A managerial firing, a team on a historic pace, and a contender that looks like it is coming apart in April.
The 2026 MLB season is delivering early and often. This week had everything: a shocking managerial firing, historic home run pace out of Los Angeles, a couple of teams in genuine crisis mode, and Shohei Ohtani reminding everyone he might still be the best pitcher on the planet.
Let us get into it.
The Biggest Story: Alex Cora Out in Boston
The Red Sox made it official on Saturday night: Alex Cora is out.
Hitting coach Peter Fatse, bench coach Ramon Vazquez, and third base coach Kyle Hudson were also dismissed. Jason Varitek was reassigned, not fired, as Boston tried to reshape the entire feel of the staff in one move.
What makes this story even stranger is the timing. Just hours before the announcement, Boston beat Baltimore 17-1. Ten runs in the ninth inning. Andruw Monasterio, Caleb Durbin, and Willson Contreras all went deep. It was the kind of win that usually buys a manager at least another week.
It did not matter. The Red Sox were 10-17 and the front office had seen enough. After eight years, two Manager of the Year awards, and a 2018 World Series title, Cora's run in Boston is over. Worcester manager Chad Tracy takes over on an interim basis.
Getting fired after a 17-1 win is the kind of baseball irony people will remember. But the bigger picture is simple: Boston believed the season was sliding, and it decided one huge win did not change what the first month already said.
Team of the Week: Los Angeles Dodgers
The Dodgers are doing Dodgers things, but this version has a little extra violence in it.
Los Angeles went 17-8 through the first stretch of the season, and the lineup is already threatening franchise history. The Dodgers hit 42 home runs in their first 22 games, the most they have ever hit through that span.
On the individual side, Dalton Rushing has been absurd, launching seven home runs in his first eight games of the season. That is the kind of opening burst that forces the whole league to pay attention.
And then there is Roki Sasaki, who picked up his first win of 2026 in a 12-4 rout of the Cubs. If the lineup is mashing and the rotation depth looks like this, the rest of the National League is going to spend the summer trying to keep up.

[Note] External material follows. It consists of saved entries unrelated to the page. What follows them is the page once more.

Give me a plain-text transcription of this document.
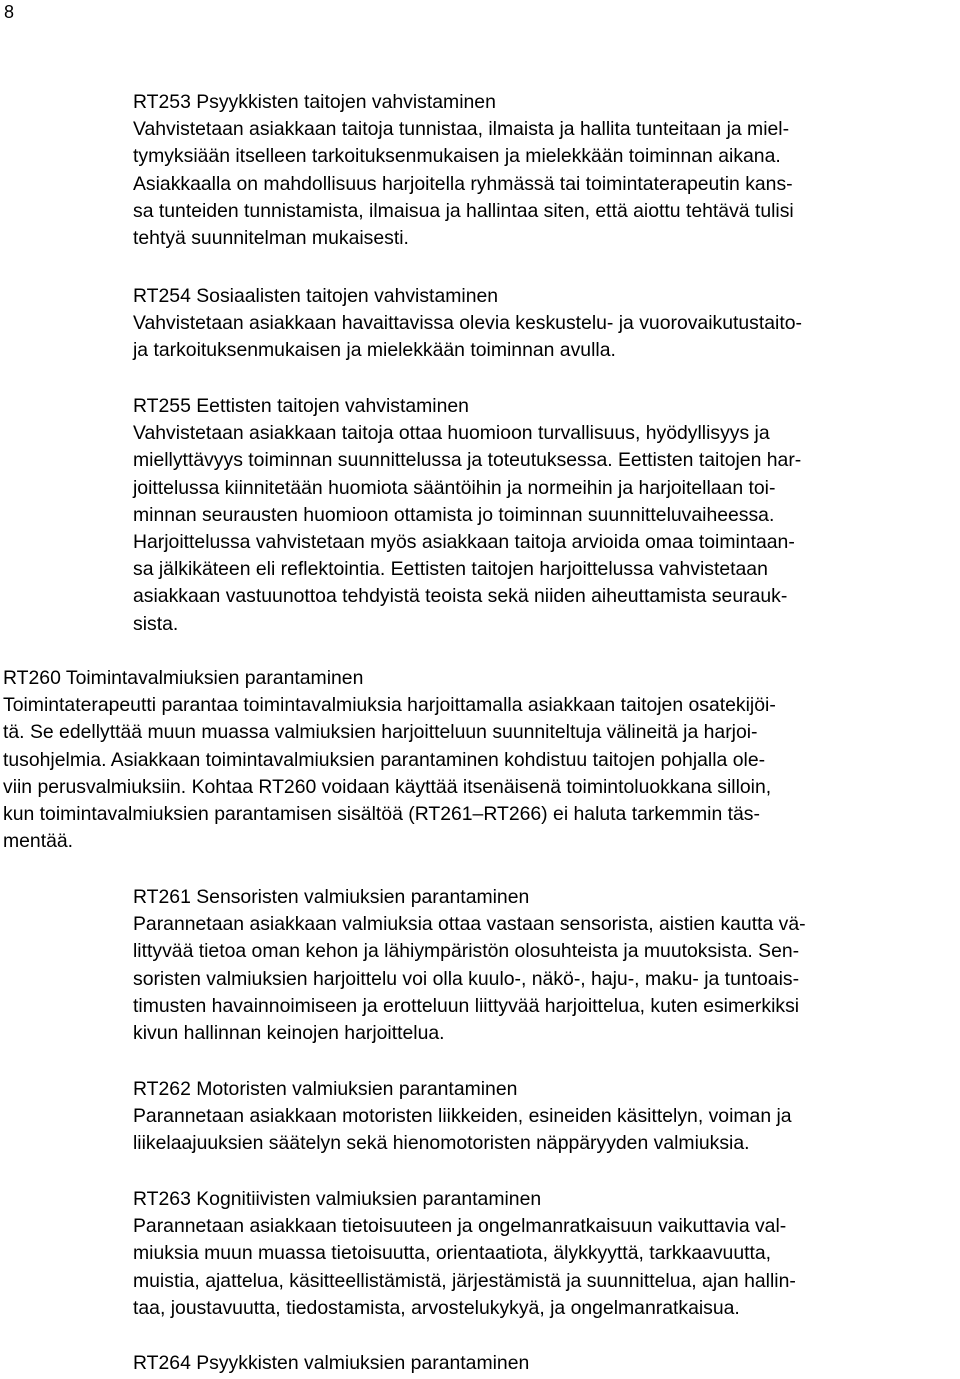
8
RT253 Psyykkisten taitojen vahvistaminen
Vahvistetaan asiakkaan taitoja tunnistaa, ilmaista ja hallita tunteitaan ja miel-
tymyksiään itselleen tarkoituksenmukaisen ja mielekkään toiminnan aikana.
Asiakkaalla on mahdollisuus harjoitella ryhmässä tai toimintaterapeutin kans-
sa tunteiden tunnistamista, ilmaisua ja hallintaa siten, että aiottu tehtävä tulisi
tehtyä suunnitelman mukaisesti.
RT254 Sosiaalisten taitojen vahvistaminen
Vahvistetaan asiakkaan havaittavissa olevia keskustelu- ja vuorovaikutustaito-
ja tarkoituksenmukaisen ja mielekkään toiminnan avulla.
RT255 Eettisten taitojen vahvistaminen
Vahvistetaan asiakkaan taitoja ottaa huomioon turvallisuus, hyödyllisyys ja
miellyttävyys toiminnan suunnittelussa ja toteutuksessa. Eettisten taitojen har-
joittelussa kiinnitetään huomiota sääntöihin ja normeihin ja harjoitellaan toi-
minnan seurausten huomioon ottamista jo toiminnan suunnitteluvaiheessa.
Harjoittelussa vahvistetaan myös asiakkaan taitoja arvioida omaa toimintaan-
sa jälkikäteen eli reflektointia. Eettisten taitojen harjoittelussa vahvistetaan
asiakkaan vastuunottoa tehdyistä teoista sekä niiden aiheuttamista seurauk-
sista.
RT260 Toimintavalmiuksien parantaminen
Toimintaterapeutti parantaa toimintavalmiuksia harjoittamalla asiakkaan taitojen osatekijöi-
tä. Se edellyttää muun muassa valmiuksien harjoitteluun suunniteltuja välineitä ja harjoi-
tusohjelmia. Asiakkaan toimintavalmiuksien parantaminen kohdistuu taitojen pohjalla ole-
viin perusvalmiuksiin. Kohtaa RT260 voidaan käyttää itsenäisenä toimintoluokkana silloin,
kun toimintavalmiuksien parantamisen sisältöä (RT261–RT266) ei haluta tarkemmin täs-
mentää.
RT261 Sensoristen valmiuksien parantaminen
Parannetaan asiakkaan valmiuksia ottaa vastaan sensorista, aistien kautta vä-
littyvää tietoa oman kehon ja lähiympäristön olosuhteista ja muutoksista. Sen-
soristen valmiuksien harjoittelu voi olla kuulo-, näkö-, haju-, maku- ja tuntoais-
timusten havainnoimiseen ja erotteluun liittyvää harjoittelua, kuten esimerkiksi
kivun hallinnan keinojen harjoittelua.
RT262 Motoristen valmiuksien parantaminen
Parannetaan asiakkaan motoristen liikkeiden, esineiden käsittelyn, voiman ja
liikelaajuuksien säätelyn sekä hienomotoristen näppäryyden valmiuksia.
RT263 Kognitiivisten valmiuksien parantaminen
Parannetaan asiakkaan tietoisuuteen ja ongelmanratkaisuun vaikuttavia val-
miuksia muun muassa tietoisuutta, orientaatiota, älykkyyttä, tarkkaavuutta,
muistia, ajattelua, käsitteellistämistä, järjestämistä ja suunnittelua, ajan hallin-
taa, joustavuutta, tiedostamista, arvostelukykyä, ja ongelmanratkaisua.
RT264 Psyykkisten valmiuksien parantaminen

Shohei Ohtani Is Still a Joke on the Mound
Speaking of the Dodgers, Shohei Ohtani the pitcher deserves his own section.
Ohtani made his fourth start of the season this week and still has allowed only one earned run in 24 innings. One. The velocity is there, the command looks sharp, and the pitching side of his game already feels terrifying again.
The rest of the NL is going to be dealing with this all year. That is an outrageous luxury if you are the Dodgers.
Yordan Alvarez Is Carrying Houston's Offense
Houston has stumbled to a 10-16 start, but Yordan Alvarez is still swinging like an MVP candidate.
He hit his 11th home run of the season this week against Cleveland, putting him on top of the early MLB home run leaderboard. The Astros have problems all over the place, but Alvarez is at least giving them one nightly reason to keep watching.
The Mets and Phillies Are Both in Trouble
Last week the Mets had lost 10 straight. This week that skid reached 12 games after a sweep at Wrigley. At some point you stop calling it a slump and start calling it what it is: a real team problem.
And somehow, the Phillies may look even worse.
Philadelphia is 8-17, dead last in the NL East, and spent part of the week buried under an 11-game losing streak before Zack Wheeler returned on Saturday and stopped the bleeding. If your ace has to rescue your season in April, things are already off the rails.
Meanwhile, the contrast at the top of the division is brutal. Atlanta is 18-8, and the Braves look like the class of the National League right now after sweeping Philadelphia earlier in the week.
The Mets are spiraling. The Phillies are unraveling. The Braves are thriving. That is the current state of the NL East.
Around the League
The NL Central Is a Real Race
No division in baseball is tighter right now than the NL Central. The Cubs and Reds are both 16-9, the Cardinals are 14-10, and the Pirates and Brewers are close enough to keep this thing messy for a while. That division is going to stay interesting.
Cole Ragans Is the Real Deal
Kansas City's Cole Ragans struck out 11 in six innings in a 12-1 blowout of the Angels on Saturday. The Royals are only 8-17, but Ragans keeps looking like a legitimate ace stuck in a bad situation.
The Yankees Have the Best Record in the AL
The Yankees are 16-9, which is currently the best mark in the American League. Tampa Bay is hanging around, but New York looks like the most stable team in the division right now.
Looking Ahead
Boston's chaos is just beginning. The Red Sox have a new interim manager, a roster with major questions, and no obvious shortcut back to relevance.
The Mets need to find a win before the noise gets even louder. The Phillies need to prove Saturday was a turning point and not just a temporary pause in the collapse.
Meanwhile, the Dodgers are going to keep hitting, Ohtani is going to keep making hitters miserable, and the NL Central is going to keep giving us one of the best early division races in baseball.